The United States' Company In The Death Penalty

 

     The United States is the only nation in the Western world that executes people. In North and South America, all nations have fully abolished the death penalty, have not used it in decades and do not hand out capital sentences, or reserve it only for times of war. In Europe, only the former Soviet nation of Belarus conducts executions, and these are mostly by silenced gunshot to the back of the head in secret, cold, damp cells in the middle of the night. In Oceania, no nation executes people.
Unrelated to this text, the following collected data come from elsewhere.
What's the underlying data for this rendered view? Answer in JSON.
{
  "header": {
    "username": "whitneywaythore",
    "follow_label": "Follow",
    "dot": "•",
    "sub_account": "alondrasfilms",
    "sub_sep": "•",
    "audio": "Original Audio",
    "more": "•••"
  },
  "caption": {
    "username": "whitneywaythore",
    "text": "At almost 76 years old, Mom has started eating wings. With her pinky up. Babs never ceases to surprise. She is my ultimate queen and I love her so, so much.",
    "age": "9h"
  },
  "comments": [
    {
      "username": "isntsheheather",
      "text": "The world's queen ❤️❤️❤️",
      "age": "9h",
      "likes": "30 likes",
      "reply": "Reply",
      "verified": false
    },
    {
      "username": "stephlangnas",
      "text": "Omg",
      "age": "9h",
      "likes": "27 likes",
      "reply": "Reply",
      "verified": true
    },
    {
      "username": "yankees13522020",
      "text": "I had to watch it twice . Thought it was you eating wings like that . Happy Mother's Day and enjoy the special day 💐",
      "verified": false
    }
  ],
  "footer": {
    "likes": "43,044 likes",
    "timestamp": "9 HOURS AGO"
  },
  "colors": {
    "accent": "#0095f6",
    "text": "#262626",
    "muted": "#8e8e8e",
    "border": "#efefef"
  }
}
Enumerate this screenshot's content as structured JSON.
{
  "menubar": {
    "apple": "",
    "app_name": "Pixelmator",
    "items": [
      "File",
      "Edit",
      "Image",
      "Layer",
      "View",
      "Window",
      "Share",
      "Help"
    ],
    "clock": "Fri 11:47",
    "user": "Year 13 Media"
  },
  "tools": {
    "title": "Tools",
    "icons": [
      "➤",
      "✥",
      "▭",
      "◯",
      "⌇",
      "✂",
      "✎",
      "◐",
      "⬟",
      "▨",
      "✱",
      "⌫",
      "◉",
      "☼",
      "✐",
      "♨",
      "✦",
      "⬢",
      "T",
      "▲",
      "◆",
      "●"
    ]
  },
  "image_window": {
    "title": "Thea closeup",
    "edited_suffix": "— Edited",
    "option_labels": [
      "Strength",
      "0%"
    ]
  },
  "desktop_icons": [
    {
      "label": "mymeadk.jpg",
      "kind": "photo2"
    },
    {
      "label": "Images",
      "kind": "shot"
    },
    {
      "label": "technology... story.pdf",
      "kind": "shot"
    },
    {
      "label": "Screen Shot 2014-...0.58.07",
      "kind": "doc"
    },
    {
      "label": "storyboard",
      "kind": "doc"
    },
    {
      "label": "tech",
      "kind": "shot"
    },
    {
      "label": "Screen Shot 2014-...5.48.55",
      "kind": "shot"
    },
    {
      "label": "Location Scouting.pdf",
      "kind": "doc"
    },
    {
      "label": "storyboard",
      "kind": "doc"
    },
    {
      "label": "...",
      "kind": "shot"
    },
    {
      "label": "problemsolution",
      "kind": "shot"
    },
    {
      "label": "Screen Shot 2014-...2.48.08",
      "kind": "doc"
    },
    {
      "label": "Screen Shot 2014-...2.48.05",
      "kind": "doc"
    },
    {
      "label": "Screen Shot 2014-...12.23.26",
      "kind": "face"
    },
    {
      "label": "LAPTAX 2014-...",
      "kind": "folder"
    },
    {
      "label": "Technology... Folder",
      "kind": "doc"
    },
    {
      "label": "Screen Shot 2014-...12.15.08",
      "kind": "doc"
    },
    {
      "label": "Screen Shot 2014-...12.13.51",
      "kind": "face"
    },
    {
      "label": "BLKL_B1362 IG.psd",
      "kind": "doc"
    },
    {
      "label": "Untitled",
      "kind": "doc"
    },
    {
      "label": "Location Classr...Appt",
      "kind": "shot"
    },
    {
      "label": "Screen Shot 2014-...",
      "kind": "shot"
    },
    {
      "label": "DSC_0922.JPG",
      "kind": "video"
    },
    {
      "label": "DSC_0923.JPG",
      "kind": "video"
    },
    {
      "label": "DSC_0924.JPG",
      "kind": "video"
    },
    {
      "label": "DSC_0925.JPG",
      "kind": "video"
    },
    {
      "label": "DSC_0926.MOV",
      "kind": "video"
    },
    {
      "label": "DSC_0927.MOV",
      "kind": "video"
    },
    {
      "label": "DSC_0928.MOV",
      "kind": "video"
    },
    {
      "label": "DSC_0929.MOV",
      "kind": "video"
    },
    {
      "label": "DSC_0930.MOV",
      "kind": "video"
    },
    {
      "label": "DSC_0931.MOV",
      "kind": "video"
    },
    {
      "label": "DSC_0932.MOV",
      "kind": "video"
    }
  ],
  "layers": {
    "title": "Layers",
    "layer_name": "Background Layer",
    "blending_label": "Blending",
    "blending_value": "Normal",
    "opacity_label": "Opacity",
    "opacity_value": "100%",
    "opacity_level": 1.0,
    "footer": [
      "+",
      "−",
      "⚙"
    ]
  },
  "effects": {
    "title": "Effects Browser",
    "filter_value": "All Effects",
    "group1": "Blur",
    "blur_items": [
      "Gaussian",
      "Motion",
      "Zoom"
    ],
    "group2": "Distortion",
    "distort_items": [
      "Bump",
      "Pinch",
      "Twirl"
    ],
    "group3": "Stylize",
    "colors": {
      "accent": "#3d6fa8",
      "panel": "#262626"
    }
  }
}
     This leaves Africa and Asia. In Africa, the vast majority of nations have bans, moratoriums, or de facto moratoriums on the death penalty. Only Botswana, Equatorial Guinea, Nigeria, The Gambia, Libya, Egypt, Sudan, South Sudan, and Somalia have the death penalty intact. Nigeria  and Somalia maintain death by shooting, hanging, and sometimes stoning for "crimes" like being gay and renouncing religious customs.

     Asia is where the death penalty is alive and well. Jordan, Syria, Iraq, Kuwait, Qatar, the UAE, Bahrain, Oman, Yemen, Saudi Arabia, Iran, Afghanistan, Pakistan, India, China, North Korea, Indonesia, Thailand, Vietnam, Taiwan, and Japan still execute people. In the Middle East, the criminal justice situation is even worse than it is in Africa. China executes thousands of political dissidents every year and keeps the records as a political secret, as does North Korea. Both nations also run concentration camps and impose restrictions on free expression and education.

     The United States is one of only 31 nations that executes people, and, for the most part, we are not in good company. This message is clear: the death penalty has no place in a justice system that truly cares about being just.